John Lewis had reported a loss in the fiscal first half
John Lewis lifted its guidance despite the newly imposed restrictions from PM Johnson’s government in the last two months of 2020. The company acknowledged the consequent impact on its department stores, but said that supermarkets like Waitrose followed larger rivals, including Sainsbury’s and Tesco, in their footsteps and posted robust trading in recent months.
In an earlier report published in September, John Lewis had blamed the ongoing COVID-19 crisis as it reported £635 million of loss in the fiscal first half. The British firm also said on Friday that it is expected to repay £300 million of COVID-19 financial aid that it took from the government, sooner than initially estimated.
John Lewis is scheduled to publish its full-year results on 11th March. According to the company:
“Despite the headwinds of the lasts year when John Lewis stores were closed for several months, and future trading volatility, the Partnership believes it has sufficient liquidity going forward.”
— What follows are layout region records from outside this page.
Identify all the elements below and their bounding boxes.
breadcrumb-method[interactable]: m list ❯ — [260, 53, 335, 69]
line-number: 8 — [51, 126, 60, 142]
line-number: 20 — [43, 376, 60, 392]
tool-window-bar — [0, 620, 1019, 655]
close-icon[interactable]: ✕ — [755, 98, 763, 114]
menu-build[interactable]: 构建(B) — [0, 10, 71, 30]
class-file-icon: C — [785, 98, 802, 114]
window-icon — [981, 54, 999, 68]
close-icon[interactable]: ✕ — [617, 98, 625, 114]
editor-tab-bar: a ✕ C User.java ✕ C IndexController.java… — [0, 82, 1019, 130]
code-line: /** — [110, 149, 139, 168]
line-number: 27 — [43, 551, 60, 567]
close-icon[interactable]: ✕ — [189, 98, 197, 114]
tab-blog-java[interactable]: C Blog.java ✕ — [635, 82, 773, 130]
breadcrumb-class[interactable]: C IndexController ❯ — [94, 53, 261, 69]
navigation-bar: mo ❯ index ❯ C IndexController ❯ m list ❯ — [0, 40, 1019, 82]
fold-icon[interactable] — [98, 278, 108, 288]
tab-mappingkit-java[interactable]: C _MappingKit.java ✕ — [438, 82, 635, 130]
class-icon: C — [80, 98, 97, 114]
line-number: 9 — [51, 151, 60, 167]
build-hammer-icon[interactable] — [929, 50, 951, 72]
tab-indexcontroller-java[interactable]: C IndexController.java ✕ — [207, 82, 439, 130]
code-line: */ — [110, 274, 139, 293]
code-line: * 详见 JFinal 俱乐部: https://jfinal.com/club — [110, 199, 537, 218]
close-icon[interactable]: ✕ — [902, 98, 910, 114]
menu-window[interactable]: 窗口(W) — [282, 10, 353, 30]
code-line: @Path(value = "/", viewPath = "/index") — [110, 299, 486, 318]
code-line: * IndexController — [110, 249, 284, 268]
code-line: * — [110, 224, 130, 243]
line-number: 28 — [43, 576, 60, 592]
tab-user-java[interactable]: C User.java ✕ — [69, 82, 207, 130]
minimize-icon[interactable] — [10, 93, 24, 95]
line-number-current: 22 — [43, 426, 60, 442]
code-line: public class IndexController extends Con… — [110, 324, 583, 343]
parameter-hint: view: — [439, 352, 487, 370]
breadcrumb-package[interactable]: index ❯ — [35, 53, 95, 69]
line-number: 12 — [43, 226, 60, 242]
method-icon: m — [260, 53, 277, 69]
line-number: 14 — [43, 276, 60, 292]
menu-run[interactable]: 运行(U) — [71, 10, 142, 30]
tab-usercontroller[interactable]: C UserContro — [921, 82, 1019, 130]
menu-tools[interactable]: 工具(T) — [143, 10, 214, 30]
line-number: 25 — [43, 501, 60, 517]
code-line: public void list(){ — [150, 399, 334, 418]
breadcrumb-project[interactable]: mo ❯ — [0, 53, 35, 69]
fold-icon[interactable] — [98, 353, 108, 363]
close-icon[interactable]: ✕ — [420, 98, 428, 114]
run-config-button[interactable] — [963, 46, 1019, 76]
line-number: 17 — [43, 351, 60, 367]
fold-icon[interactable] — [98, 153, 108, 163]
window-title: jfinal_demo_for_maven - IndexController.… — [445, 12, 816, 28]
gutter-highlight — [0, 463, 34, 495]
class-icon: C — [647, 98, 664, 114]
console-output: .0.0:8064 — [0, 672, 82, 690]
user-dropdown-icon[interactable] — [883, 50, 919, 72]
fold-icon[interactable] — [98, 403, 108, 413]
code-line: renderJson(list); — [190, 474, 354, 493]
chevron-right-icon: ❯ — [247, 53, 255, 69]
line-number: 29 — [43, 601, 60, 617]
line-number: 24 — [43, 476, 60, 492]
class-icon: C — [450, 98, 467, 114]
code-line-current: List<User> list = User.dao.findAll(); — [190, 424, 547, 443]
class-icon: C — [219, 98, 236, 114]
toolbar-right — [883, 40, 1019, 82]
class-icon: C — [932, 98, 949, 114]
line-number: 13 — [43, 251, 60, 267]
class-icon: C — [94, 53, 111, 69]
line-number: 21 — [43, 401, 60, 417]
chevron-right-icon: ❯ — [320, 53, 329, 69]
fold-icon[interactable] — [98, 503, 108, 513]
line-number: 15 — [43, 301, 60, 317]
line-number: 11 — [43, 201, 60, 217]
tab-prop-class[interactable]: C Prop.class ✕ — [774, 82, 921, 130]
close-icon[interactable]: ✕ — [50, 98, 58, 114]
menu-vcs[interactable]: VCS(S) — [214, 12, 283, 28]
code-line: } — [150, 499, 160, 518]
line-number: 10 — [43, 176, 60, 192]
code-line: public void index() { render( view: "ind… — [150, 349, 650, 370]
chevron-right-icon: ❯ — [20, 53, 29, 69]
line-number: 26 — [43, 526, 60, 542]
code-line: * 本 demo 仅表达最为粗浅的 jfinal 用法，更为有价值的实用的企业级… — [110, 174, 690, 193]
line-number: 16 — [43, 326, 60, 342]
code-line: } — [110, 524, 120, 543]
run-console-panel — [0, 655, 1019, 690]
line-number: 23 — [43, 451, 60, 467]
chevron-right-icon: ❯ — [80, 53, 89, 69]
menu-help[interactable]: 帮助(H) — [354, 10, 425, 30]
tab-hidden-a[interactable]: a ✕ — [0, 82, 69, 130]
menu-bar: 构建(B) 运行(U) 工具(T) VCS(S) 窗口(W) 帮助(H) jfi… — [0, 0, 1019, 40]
Next plc withdraws from bidding on Arcadia Group’s brands
In separate news from the United Kingdom, Next plc (LON: NXT) said it had withdrawn from bidding on Arcadia Group’s brands as it failed to meet the price expectations.
Next is currently more than 2% down on the intraday chart. The stock remained almost flat on average last year with an annual gain of roughly 2% only. Next plc is currently trading at a per-share price of £79.60. At the time of writing, it has a market capitalisation of £10.58 billion and a price to earnings ratio of 31.01.